Why Java parallel streams perform poor?
Java 8 brings us lots of cool new features such as lambda functions, new Date time APIs, streams, functional interfaces etc. I have been using java 8 for quite some time now. One topic which usually comes up in tech meetings is about when to use serial streams and parallel streams. I read some articles why parallel streams perform poor than serial streams sometimes. Lets talk about this
Parallel streams use FORK/JOIN framework released in Java 7 which creates a thread pool equal to no of cores in the system.
FORK operation splits the task to smaller tasks. Smaller tasks are again split further until a task cannot be split anymore.

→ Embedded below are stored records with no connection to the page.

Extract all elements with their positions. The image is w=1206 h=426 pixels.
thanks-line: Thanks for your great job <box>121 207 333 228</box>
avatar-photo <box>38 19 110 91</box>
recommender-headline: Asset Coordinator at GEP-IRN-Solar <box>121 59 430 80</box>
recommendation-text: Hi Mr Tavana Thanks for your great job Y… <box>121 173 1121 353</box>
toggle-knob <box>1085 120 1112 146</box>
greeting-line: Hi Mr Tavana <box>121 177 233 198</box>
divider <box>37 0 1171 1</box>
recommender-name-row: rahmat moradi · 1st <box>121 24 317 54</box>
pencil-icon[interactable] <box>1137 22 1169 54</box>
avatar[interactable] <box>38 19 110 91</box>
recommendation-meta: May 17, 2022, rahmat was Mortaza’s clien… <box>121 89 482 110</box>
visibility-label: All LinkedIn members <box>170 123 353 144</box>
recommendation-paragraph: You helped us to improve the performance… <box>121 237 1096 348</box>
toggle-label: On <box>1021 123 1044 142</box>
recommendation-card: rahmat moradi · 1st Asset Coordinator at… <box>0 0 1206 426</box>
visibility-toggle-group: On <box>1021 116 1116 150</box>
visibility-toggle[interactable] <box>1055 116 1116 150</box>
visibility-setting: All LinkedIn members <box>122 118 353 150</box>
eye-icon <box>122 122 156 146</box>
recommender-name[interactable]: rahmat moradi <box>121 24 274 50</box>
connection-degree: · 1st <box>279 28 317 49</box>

JOIN operation collects the results of each split task and merge results to return final result.
Now since it is multi threaded system, there is an overhead handling multiple threads and task allocation and context switching.
Parallel streams work exactly like this. Diagram above explains it
Before using parallel stream for any source, we should always analyse how complex is it to jump to middle element of stream.
Say for example, we are splitting a stream built from collection
Array: easy to split in half(using index)
ArrayList: easy again using index
HashSet/TreeSet : can be split in half in medium complexity
LinkedList: HARD to split in half because we must traverse first half to split it
In some cases, it may be good to convert LinkedList to an array and then use parallel stream
Now lets analyse the different type of operations and their performance on parallel streams
Parallel Friendly operations:
These operations perform well in parallel streams.e.g.
-> filter
-> map
-> flatMap
These operations work on each element separately and partial results need only be concatenated
Parallel Unfriendly Operations:
Not very efficient in parallel streams. e.g
-> limit(n) : It needs to know how many elements are already consumed and should current element be considered or not
-> takewhile(predicate): was the predicate violated by previous element or not(java 9)
-> dropwhile(predicate):
Their result depends on the past, cannot process different chunks of elements separately
Parallel Unfriendly Intermediate Operations:
Operations like sort() and distinct() can work on different chunks of data but merging will require some reprocessing
sort(): merging part will need to sort collective data from different chunks again
distinct(): same as sort(), merging will need some reprocessing. It can be sped up by un-ordering the stream of data
Standard terminal operations are Parallel Friendly provided the functional arguments are stateless
e.g. foreach, count, allMatch, reduce, sum, max, min
Collectors:
Standard collectors are parallel friendly: e.g. toList, toSet etc.
Grouping collectors are relatively efficient : e.g. toMap, groupingBy
So now we have an idea that different sources and different operations varies in their parallel behavior. So if parallel streams are performing poor for you, it could be their inappropriate use i.e. using parallel streams for inappropriate sources or parallel unfriendly operations.